I kept my silence when Dallas Observer critic, Hanna Raskin, ripped Horne and Dekker a new grease trap. My first few visits to H&D weren’t the greatest dining experiences of my life, but when I was fact checking my review, I learned Raskin was not only recognized during her review dinners, her two dinners took place on the eighth and 14th days of the restaurant’s existence. I felt she jumped them pretty quick. Whatever. I guess she wants to be first.

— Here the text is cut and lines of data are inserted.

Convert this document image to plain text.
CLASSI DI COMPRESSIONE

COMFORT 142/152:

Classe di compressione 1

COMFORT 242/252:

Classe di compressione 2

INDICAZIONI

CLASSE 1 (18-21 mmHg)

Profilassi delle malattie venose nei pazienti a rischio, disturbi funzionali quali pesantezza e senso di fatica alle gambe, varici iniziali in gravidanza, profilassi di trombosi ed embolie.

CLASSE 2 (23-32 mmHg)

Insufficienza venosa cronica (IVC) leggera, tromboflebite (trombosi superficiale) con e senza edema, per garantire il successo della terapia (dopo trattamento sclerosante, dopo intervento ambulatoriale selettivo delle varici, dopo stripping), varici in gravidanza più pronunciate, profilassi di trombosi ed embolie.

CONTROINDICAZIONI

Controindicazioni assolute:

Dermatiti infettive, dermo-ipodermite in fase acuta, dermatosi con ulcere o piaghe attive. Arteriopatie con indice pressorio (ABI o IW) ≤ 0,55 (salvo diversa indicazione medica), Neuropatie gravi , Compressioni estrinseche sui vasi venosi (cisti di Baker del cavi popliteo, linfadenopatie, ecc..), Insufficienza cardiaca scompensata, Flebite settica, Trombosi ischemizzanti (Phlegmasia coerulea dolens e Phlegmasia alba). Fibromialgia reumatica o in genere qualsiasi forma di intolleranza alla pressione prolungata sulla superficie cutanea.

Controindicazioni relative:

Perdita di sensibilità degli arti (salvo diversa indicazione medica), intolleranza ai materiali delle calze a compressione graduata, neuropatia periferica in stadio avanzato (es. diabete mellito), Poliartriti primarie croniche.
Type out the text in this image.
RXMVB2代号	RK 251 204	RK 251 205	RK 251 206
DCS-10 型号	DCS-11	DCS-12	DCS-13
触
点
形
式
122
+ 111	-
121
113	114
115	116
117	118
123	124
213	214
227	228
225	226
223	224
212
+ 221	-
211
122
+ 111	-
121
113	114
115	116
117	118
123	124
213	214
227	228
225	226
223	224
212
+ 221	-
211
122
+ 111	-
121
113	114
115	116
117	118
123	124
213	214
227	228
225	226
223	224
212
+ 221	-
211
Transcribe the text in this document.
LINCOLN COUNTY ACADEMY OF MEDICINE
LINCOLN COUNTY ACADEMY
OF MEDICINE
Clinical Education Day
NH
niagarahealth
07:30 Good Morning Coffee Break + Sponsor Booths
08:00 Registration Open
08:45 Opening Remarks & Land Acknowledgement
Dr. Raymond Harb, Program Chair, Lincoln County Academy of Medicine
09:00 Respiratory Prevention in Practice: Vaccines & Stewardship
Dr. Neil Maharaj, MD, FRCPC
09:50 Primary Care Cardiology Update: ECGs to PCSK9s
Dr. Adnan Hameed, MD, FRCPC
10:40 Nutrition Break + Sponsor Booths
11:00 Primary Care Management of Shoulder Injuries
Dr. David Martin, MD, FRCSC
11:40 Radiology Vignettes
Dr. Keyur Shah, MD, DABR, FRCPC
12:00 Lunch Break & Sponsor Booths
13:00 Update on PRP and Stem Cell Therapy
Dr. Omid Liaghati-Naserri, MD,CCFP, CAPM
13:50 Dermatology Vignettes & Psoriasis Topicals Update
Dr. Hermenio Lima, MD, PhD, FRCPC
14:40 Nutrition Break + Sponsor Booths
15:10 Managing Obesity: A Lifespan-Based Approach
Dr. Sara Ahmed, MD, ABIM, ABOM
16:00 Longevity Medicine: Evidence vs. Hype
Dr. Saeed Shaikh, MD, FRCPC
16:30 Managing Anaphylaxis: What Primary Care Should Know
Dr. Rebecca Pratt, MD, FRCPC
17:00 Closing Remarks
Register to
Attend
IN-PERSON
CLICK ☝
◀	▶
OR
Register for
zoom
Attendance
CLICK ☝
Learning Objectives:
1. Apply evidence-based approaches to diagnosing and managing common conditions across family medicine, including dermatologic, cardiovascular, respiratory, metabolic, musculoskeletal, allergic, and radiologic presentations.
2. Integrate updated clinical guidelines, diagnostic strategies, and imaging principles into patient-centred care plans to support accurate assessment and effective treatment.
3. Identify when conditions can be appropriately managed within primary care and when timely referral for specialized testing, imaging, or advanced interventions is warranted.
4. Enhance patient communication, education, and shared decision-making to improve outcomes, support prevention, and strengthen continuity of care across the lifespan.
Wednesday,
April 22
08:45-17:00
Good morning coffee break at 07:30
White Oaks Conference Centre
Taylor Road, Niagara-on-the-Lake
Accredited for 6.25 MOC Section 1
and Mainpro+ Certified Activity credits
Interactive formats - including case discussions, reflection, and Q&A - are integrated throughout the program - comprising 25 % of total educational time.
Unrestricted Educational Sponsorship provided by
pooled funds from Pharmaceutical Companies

However, I have to call foul on Raskin Andrea Grimes and the Dallas Observer for naming The Green Room “Best New Restaurant” in their annual “Best of Dallas 2010” issue that hit the stands today. Why? The restaurant, which re-opened on August 9 and was famous for its Feed Me/Wine Me program, doesn’t have a wine list or a liquor license yet. Whoever wrote the blurb based the award on “soft-opening samples of quail, pork tenderloins and spinach salads.” They go one step further to say “Trust master chef Joel Harloff with a “Feed Me/Wine Me” tasting menu.” (I can’t link to the actual piece because the new issue is not online yet.)
I believe a restaurant is fair game once it starts charging full prices. However, I also feel that in some cases, if a reviewer is instinctive about the erratic food and service, it is prudent to play the scene out for a few weeks to follow their path of improvement (or non-improvement). Especially when veteran restaurateurs are involved in the project.
So, dear Dishers, what do you think? How long should a restaurant reviewer wait before publishing a restaurant review?